Correlation of overexpression of AURKA with malignant phenotypes has been shown in several cancers (11,12,34,35). Amplification of AURKA causes chromosomal instability (6) that may help tumor cells acquire invasive and metastatic phenotypes. Our results showed that specific inhibition of AURKA by siRNA suppressed endometrial cancer cell growth, migration and invasion. The mechanisms through which AURKA influences cell migration and invasion are not completely defined, but previous studies suggest roles for p53 (8,36,37), RAS (38), AKT (39,40), and MAPK (41). The level of p53 protein, which is a key player in this checkpoint, is increased in AURKA-overexpressing cells and apoptosis is inhibited by deletion of p53. Given that malignant tumor formation does not occur in a mouse model with AURKA overexpression after a long latency period, additional factors such as p53 inactivation and expression of pro-survival proteins are likely to be required for tumorigenesis (4). This hypothesis is supported by the clinical observation that AURKA overexpression is correlated with p53 mutation in hepatocellular carcinomas, and that tumors with both AURKA overexpression and p53 mutation have a worse prognosis than those with p53 mutation alone (42). In this study we showed that overexpression of AURKA was significantly higher in non-endometrioid adenocarcinoma and in grade 3 tumors that are classified Type II tumors. From these findings, we speculated that overexpression of AURKA may be associated with p53 mutation, and caused poor prognosis in Type II tumors.

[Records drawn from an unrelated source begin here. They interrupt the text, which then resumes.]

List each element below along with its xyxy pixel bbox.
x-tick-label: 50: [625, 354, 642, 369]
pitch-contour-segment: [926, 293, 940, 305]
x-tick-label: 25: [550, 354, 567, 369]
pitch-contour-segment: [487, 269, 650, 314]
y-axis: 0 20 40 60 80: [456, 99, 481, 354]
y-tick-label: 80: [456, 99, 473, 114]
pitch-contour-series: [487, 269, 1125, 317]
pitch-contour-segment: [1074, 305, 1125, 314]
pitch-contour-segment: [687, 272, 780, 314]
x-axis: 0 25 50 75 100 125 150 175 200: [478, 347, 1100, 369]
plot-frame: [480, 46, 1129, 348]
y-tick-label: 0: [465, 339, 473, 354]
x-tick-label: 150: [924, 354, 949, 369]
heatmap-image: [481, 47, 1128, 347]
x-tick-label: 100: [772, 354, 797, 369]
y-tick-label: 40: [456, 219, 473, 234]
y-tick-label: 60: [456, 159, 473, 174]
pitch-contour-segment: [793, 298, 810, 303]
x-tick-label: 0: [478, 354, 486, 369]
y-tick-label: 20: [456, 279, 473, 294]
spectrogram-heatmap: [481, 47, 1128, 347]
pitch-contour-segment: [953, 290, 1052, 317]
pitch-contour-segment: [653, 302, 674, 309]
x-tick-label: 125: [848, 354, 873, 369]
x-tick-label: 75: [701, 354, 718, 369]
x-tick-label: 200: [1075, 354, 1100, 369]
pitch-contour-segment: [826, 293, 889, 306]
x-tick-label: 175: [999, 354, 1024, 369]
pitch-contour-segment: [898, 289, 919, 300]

Several reports have shown that upregulation of AURKA results in resistance to anticancer agents including paclitaxel (18,22,43,44), and docetaxel (23,44) in various cancers. Our in vitro data showed that AURKA expression was correlated with sensitivity to paclitaxel and our in vivo results suggested that paclitaxel and AURKA siRNA in combination had significantly enhanced antitumor efficacy. Taxanes such as paclitaxel bind to microtubules and inhibit dissociation of tubulin subunits. This inhibition of microtubule depolymerization by paclitaxel in tumor cells prevents reconstruction of microtubules and formation of the spindle, generating aberrant cell division. The spindle formation checkpoint recognizes this abnormality and triggers apoptosis of the tumor cell, causing the tumor to shrink (7,45,46). Overexpression of Aurora kinases causes dysfunction of checkpoints in cell division and permits the cell to enter anaphase in an improper state (22). Thus, in the presence of overexpressed Aurora kinases, taxane-based anticancer agents cannot induce apoptosis of aberrant cells and have reduced sensitivity. Conversely, drugs that inhibit Aurora kinases may suppress resistance to apoptosis induced by taxanes and enhance antitumor action. For this reason, several small-molecule Aurora kinase inhibitors have been developed that exhibit preclinical activity against various solid tumors. These include MLN8237, Hesperadin, VX-680, VE465 and Barasertib, and clinical trials are ongoing to verify the effects of these inhibitors (47). Combination therapy of paclitaxel and AURKA inhibition using siRNA or an AURKA inhibitor may also allow reduction of the dose of paclitaxel, with the result of fewer side-effects.

In summary, our data on endometrial carcinoma show that overexpression of AURKA is strongly associated with tumor grade and histological type, and that there is a correlation between expression of AURKA and sensitivity to paclitaxel. These results suggest that AURKA may be a biomarker for identification of a subgroup of patients with resistance to treatment and a poor prognosis, and a promising target for novel therapeutics for endometrial cancer. Combination treatment using AURKA inhibitors and paclitaxel may be particularly effective for cases of endometrial cancer that are resistant to conventional treatment.